On Wed, Nov 04, 2020 at 03:07:22PM +0100, Emeric Brun wrote:
> Hi Dinko,
> 
> > Sadly I haven't had Kube-DNS anywhere and i think that CoreDNS is supposed 
> > to be way to go from Kube-DNS. Hope this helps.
> It does.
> 
> Really appreciate!

Actually this tends to confirm our preliminary thoughts, which are that
if some people absolutely want to load-balance DNS on haproxy, they'll
have to comply with some supported features, or look for something else.

I think it's a reasonable tradeoff because those who insist on this are
also those who want to use so-called "modern" tools (placing "modern"
and DNS in the same sentence always leaves me a strange feeling that
something 37 years old is still modern).

@Lukas, to respond to your concern, I don't like DNS either, but I much
stronger hate the noise that some people regularly make about "UDP support"
which when you ask is for syslog and dns (both being the wrong way to
proceed, proving they don't even understand what they're asking for).

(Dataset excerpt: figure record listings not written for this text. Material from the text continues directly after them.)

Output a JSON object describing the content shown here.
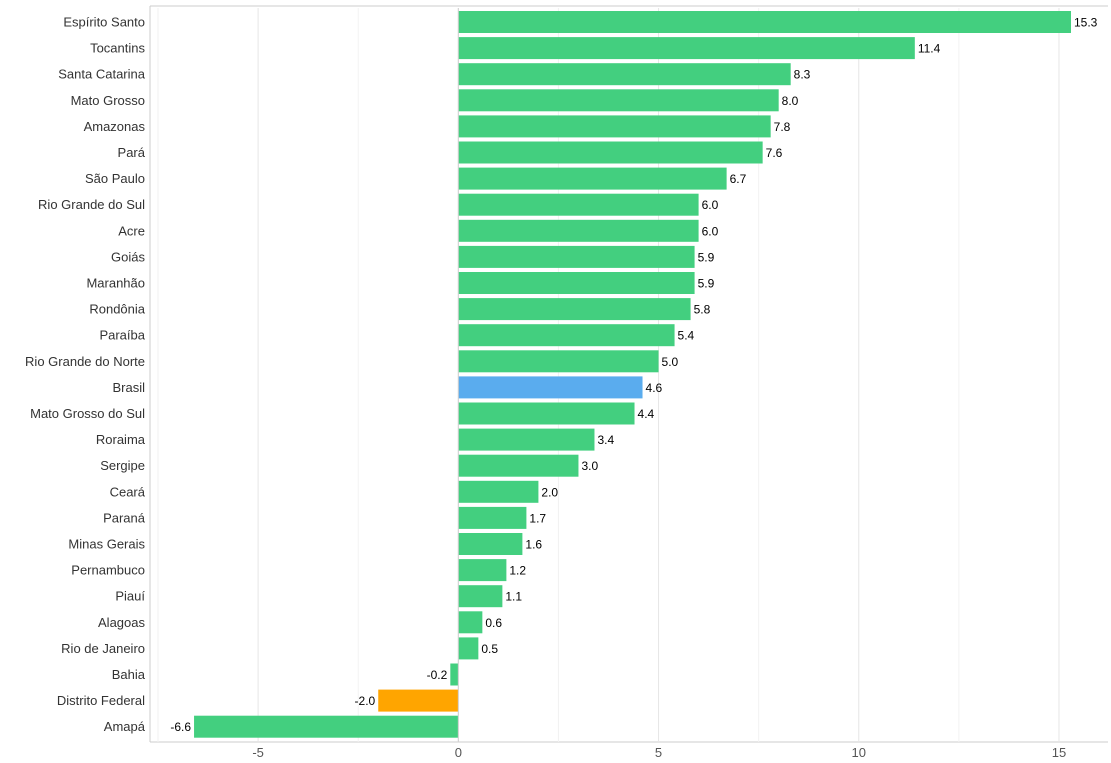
{
  "chart_data": {
    "type": "bar",
    "orientation": "horizontal",
    "categories": [
      "Espírito Santo",
      "Tocantins",
      "Santa Catarina",
      "Mato Grosso",
      "Amazonas",
      "Pará",
      "São Paulo",
      "Rio Grande do Sul",
      "Acre",
      "Goiás",
      "Maranhão",
      "Rondônia",
      "Paraíba",
      "Rio Grande do Norte",
      "Brasil",
      "Mato Grosso do Sul",
      "Roraima",
      "Sergipe",
      "Ceará",
      "Paraná",
      "Minas Gerais",
      "Pernambuco",
      "Piauí",
      "Alagoas",
      "Rio de Janeiro",
      "Bahia",
      "Distrito Federal",
      "Amapá"
    ],
    "values": [
      15.3,
      11.4,
      8.3,
      8.0,
      7.8,
      7.6,
      6.7,
      6.0,
      6.0,
      5.9,
      5.9,
      5.8,
      5.4,
      5.0,
      4.6,
      4.4,
      3.4,
      3.0,
      2.0,
      1.7,
      1.6,
      1.2,
      1.1,
      0.6,
      0.5,
      -0.2,
      -2.0,
      -6.6
    ],
    "value_labels": [
      "15.3",
      "11.4",
      "8.3",
      "8.0",
      "7.8",
      "7.6",
      "6.7",
      "6.0",
      "6.0",
      "5.9",
      "5.9",
      "5.8",
      "5.4",
      "5.0",
      "4.6",
      "4.4",
      "3.4",
      "3.0",
      "2.0",
      "1.7",
      "1.6",
      "1.2",
      "1.1",
      "0.6",
      "0.5",
      "-0.2",
      "-2.0",
      "-6.6"
    ],
    "xlim": [
      -7.7,
      15.6
    ],
    "xticks": [
      -5,
      0,
      5,
      10,
      15
    ],
    "xtick_labels": [
      "-5",
      "0",
      "5",
      "10",
      "15"
    ],
    "grid": true,
    "colors": {
      "default": "#43cf7f",
      "highlight": "#5aacee",
      "lowest_negative": "#ffa500",
      "grid": "#e6e6e6",
      "axis": "#cccccc"
    },
    "highlight_category": "Brasil",
    "orange_category": "Distrito Federal"
  }
}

Now with 2.3, syslog is handled like a proxy should do, which is not
by blindly forwarding datagrams and causing trouble on the server, but
instead by passing the messages, possibly re-encoding them according
to the desired RFC level and adapting udp/tcp/stdout/whatever in any
sense. The other one that remains now is DNS. I personally consider
that it's stupid to want to LB inbound DNS with no added value, LVS
will do it better and will scale better. In addition, if the reason is
a matter of load, then one should really wonder if the LB will not reach
limits before the server, having more than twice the work to do. However
there could be a few compelling cases where doing it correctly could
add some value. By correctly I mean that we'd typically receive mostly
UDP datagrams and aggregate them over TCP connections. In this case it
could make sense as a protocol accelerator/offloader/translator like
haproxy already does for HTTP or TLS. In addition it might be possible
to implement some short time caching to save on the internal bandwidth.
Maybe later some of the DNSSEC job could be offloaded by haproxy, I
don't know.

So that's where I draw the frontier. Blind UDP, no, only morons want
this in a userland proxy. Value-added UDP-based services, why not if
it can be demonstrated that it does really bring some value and aligns
well with what we already do around.